Wie sieht die Wirklichkeit aus? Zwischen 1948 und 1951 hat es eine ‘Internationale der Experimentalkünstler’ gegeben, die nach dem Namen ihrer Zeitschrift öfters ‘Kobra’ genannt wurde - wobei dieser Titel: Kopenhagen-Brüssel-Amsterdam ihre fast ausschließliche nordeuropäische Verwurzelung offenbarte. Die Zeitschrift “Reflex”, das Organ der holländischen Experimentalgruppe vor der internationalen Verbindung und Veröffentlichung von “Kobra”, hatte 1948 insgesamt nur zwei Nummern. Die Gruppen der “Kobra”-Bewegung hatten sich bei der Proklamation einer Experimentalforschung auf dem kulturellen Gebiet vereinigt. Dieser positive Aspekt wurde aber durch die ideologische Konfusion lahmgelegt, die durch eine starke neo-surrealistische Beteiligung erhalten wurde. Praktisch konnte “Kobra” kein anderes Experiment als das eines neuen Malstils durchführen. 1951 setzte die Internationale der Experimentalkünstler ihrer Existenz ein Ende. Die Vertreter ihrer fortgeschrittenen Tendenz setzten ihre Forschung unter anderen Formen fort. Gewisse Künstler aber gaben ihre Beschäftigung mit einer experimentellen Aktivität auf, benutzten im Gegenteil ihr Talent dazu, den besonderen Malstil in Mode zu bringen, der als einziges greifbares Ergebnis des “Kobra”-Versuches geblieben war(wie z.B. im UNESCO-Palast).

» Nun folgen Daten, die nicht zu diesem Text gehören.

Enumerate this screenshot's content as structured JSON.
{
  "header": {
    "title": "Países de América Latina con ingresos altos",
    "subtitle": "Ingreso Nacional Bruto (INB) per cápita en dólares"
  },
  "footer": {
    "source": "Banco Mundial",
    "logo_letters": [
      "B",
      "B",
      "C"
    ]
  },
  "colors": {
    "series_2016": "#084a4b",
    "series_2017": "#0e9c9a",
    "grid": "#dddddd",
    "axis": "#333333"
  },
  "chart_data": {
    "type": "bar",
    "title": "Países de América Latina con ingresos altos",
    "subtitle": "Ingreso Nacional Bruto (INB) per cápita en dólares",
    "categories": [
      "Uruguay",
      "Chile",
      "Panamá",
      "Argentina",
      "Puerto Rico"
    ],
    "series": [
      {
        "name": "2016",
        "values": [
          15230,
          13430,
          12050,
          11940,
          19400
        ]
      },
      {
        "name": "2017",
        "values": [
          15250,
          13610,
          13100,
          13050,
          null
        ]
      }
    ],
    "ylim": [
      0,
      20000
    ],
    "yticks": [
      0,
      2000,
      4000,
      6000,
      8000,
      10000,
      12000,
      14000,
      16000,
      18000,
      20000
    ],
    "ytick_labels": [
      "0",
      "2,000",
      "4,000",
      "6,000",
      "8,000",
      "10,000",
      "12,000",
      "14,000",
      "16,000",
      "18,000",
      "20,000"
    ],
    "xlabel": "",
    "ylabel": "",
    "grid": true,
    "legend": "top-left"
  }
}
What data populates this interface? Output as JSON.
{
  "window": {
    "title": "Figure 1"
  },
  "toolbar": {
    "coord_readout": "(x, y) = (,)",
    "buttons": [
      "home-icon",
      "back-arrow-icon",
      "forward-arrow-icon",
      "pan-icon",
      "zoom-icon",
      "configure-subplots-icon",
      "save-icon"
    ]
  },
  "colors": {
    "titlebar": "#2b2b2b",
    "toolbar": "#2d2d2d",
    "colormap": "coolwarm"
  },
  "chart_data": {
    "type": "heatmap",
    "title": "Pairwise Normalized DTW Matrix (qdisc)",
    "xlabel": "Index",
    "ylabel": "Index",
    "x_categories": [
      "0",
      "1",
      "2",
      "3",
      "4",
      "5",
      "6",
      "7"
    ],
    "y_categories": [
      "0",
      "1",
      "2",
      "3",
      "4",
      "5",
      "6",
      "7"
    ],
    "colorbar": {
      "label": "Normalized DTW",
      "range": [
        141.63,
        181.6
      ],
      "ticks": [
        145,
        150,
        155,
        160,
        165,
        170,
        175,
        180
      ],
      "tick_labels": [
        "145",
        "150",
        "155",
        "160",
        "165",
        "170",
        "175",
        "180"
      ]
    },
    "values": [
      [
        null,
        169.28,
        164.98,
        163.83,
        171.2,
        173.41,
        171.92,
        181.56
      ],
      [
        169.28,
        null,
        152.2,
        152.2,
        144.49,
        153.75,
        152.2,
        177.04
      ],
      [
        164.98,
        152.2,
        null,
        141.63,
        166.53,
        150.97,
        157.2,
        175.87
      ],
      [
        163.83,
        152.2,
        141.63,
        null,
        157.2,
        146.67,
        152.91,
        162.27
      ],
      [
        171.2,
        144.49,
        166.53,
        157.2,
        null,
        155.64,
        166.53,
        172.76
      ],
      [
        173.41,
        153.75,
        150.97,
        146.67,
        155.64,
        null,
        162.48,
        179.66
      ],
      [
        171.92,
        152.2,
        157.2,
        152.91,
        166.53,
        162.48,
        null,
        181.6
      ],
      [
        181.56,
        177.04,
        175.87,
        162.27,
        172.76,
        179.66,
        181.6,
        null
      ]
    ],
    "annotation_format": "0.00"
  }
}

Der kommerzielle Erfolg ehemaliger Mitglieder der “Kobra”-Bewegung hat andere, mittelmäßigere Künstler, die nur sehr wenig Bedeutung sowohl innerhalb von “Kobra” als auch später gehabt hatten, dazu ermuntert, von verschiedenen Seiten aus Intrigen zu schmieden, um die Mystifikation einer ununterbrochenen, ewig jungen und im 1948er Stil klassisch experimentellen “Kobra”-Bewegung in Umlauf zu bringen, in der ihre ziemlich gering geschätzte Ware unter demselben angesehenen Aushängeschild wie Corneille und Appel Absatz finden könnte.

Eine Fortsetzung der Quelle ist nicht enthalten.